Redoubt (2018) is a major work by American artist Matthew Barney, filmed in the winter landscape of Idaho’s Sawtooth Mountains. Blending classical mythology with the contemporary American West, the film loosely follows the myth of Diana, goddess of the hunt, reimagined as a modern-day marksman, accompanied by her attendants, and accidentally trespassed upon by Actaeon, who is subsequently punished. The film, structured around six hunts, has no dialogue. Instead, its narrative is conveyed through an expressive soundtrack, orchestrated and performed by Jonathan Bepler, and choreography that mirrors and interprets the protagonists’ encounters in the wild.
Diana (played by Anette Wachter, a true world champion sharpshooter) hunts first a stag, then the elusive wolf. She is discovered by the Engraver, a Forest Service ranger (played by Barney himself), who documents his discoveries by etching detailed drawings into copper plates set up in the snowy landscape. He brings these to the trailer of the Electroplater (played by dancer K.J. Holmes, who also contributed to the film’s choreography), who transforms their surface through the electrochemical process. Towards the end of the film, the Engraver ventures into town, where we encounter the Hoop Dancer (played by Sandra Lamouche of the Bigstone Cree Nation) performing inside an American Legion. While the mythological Actaeon is ultimately punished by being transformed into a stag that is then killed by his own hunting dogs, Redoubt culminates in a different and surprising turn of events, where the hunted exact punishment on the creations they inspired.

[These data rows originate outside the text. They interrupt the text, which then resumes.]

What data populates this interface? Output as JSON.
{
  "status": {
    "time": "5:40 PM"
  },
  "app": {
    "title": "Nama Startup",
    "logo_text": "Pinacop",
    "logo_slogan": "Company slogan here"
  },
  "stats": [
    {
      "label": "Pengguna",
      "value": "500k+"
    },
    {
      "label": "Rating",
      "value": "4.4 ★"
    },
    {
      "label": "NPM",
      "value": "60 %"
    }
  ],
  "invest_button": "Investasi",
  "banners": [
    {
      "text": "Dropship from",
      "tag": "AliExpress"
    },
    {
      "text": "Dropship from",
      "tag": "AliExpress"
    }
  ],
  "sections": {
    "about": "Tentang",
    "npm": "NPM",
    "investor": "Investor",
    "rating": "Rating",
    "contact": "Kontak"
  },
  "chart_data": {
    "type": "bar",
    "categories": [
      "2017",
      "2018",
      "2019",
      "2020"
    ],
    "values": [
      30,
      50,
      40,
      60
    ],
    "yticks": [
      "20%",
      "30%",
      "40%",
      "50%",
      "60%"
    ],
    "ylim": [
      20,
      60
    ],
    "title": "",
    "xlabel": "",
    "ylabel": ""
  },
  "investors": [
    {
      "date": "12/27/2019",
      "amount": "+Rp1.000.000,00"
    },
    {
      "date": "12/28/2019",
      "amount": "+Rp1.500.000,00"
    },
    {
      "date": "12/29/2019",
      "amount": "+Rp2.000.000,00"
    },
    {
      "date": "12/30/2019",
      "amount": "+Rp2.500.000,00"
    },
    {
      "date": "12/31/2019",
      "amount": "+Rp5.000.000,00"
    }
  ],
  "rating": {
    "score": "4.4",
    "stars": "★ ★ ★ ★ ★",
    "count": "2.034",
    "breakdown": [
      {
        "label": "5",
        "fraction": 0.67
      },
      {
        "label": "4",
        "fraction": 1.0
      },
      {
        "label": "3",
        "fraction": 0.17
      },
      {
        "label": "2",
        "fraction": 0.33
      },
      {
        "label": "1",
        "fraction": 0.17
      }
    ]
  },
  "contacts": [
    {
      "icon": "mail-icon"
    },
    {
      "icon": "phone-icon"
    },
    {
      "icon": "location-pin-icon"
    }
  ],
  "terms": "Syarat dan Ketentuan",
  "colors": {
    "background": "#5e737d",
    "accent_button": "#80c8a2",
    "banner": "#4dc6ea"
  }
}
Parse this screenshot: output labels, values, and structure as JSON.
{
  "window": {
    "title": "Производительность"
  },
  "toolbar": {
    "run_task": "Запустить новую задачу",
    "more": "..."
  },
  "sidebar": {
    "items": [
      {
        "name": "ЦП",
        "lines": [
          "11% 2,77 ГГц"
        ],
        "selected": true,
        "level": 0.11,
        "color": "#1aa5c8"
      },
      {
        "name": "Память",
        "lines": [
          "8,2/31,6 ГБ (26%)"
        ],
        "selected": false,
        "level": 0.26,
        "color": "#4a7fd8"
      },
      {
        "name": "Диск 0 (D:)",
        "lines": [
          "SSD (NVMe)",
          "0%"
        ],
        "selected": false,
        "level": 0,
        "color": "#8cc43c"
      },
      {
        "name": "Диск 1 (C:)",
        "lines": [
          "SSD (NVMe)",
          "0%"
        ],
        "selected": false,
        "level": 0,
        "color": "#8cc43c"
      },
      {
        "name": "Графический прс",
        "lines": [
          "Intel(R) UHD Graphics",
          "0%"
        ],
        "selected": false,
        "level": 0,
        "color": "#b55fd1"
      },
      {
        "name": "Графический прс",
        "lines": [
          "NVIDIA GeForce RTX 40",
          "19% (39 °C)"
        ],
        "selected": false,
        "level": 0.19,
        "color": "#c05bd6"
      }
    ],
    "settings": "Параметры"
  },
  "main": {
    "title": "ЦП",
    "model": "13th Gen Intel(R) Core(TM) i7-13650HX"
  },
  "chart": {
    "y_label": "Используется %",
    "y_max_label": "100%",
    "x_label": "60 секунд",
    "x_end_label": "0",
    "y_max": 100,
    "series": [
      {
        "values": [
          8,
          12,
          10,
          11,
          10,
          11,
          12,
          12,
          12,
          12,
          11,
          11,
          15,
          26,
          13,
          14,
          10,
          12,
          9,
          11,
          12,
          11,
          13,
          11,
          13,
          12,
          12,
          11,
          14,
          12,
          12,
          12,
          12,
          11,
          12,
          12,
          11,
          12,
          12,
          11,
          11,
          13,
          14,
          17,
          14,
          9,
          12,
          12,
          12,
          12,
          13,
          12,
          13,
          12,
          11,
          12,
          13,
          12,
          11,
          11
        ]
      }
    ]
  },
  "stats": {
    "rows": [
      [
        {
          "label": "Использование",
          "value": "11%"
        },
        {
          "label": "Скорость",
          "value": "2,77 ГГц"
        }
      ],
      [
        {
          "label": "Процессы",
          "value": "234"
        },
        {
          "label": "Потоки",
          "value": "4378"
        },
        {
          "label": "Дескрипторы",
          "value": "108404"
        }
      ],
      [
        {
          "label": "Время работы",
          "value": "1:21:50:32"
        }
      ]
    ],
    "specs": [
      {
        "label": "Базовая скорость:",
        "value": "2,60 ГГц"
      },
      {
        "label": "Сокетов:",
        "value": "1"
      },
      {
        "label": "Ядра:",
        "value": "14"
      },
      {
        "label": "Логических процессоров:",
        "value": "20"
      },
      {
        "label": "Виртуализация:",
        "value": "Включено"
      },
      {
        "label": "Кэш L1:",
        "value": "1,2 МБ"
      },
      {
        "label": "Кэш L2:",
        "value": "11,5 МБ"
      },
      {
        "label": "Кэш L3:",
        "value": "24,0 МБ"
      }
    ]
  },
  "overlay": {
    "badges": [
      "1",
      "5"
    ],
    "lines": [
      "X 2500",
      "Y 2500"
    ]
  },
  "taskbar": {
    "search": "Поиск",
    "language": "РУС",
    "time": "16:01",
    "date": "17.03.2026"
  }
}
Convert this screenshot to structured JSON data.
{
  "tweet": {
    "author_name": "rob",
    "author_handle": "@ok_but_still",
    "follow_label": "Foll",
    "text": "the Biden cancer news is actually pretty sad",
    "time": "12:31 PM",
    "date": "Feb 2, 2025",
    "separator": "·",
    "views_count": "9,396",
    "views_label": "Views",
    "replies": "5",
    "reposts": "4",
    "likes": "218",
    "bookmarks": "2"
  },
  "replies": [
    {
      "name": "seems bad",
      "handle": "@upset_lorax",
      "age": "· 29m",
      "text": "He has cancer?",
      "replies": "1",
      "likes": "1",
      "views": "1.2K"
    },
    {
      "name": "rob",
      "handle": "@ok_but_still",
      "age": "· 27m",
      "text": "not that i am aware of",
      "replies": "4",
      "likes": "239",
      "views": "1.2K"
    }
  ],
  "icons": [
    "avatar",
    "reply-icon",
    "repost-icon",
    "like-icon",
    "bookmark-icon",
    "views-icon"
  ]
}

Redoubt was inspired by Barney’s youth, spent in Idaho, and the controversy surrounding the reintroduction of the wolves in the west.The opening of Redoubt at Tinworks at Rialto coincides with the 30th anniversary of the return of gray wolves to Yellowstone National Park, one of the most significant conservation efforts in modern American history. Engaging the still polarizing topic of wolves in the west, Barney describes Redoubt as “an American narrative, a portrait of a region.” It is a breathtakingly beautiful work that layers myth, landscape, and movement in a dialogue between the natural world—and specifically the region of the mountain west—and the human impulse to interpret it.
Screenings take place Thursdays through Sundays at 12:00 PM and 2:15 PM. The film runs 134 minutes, and visitors are welcome to experience it in full or to enter and exit as they choose.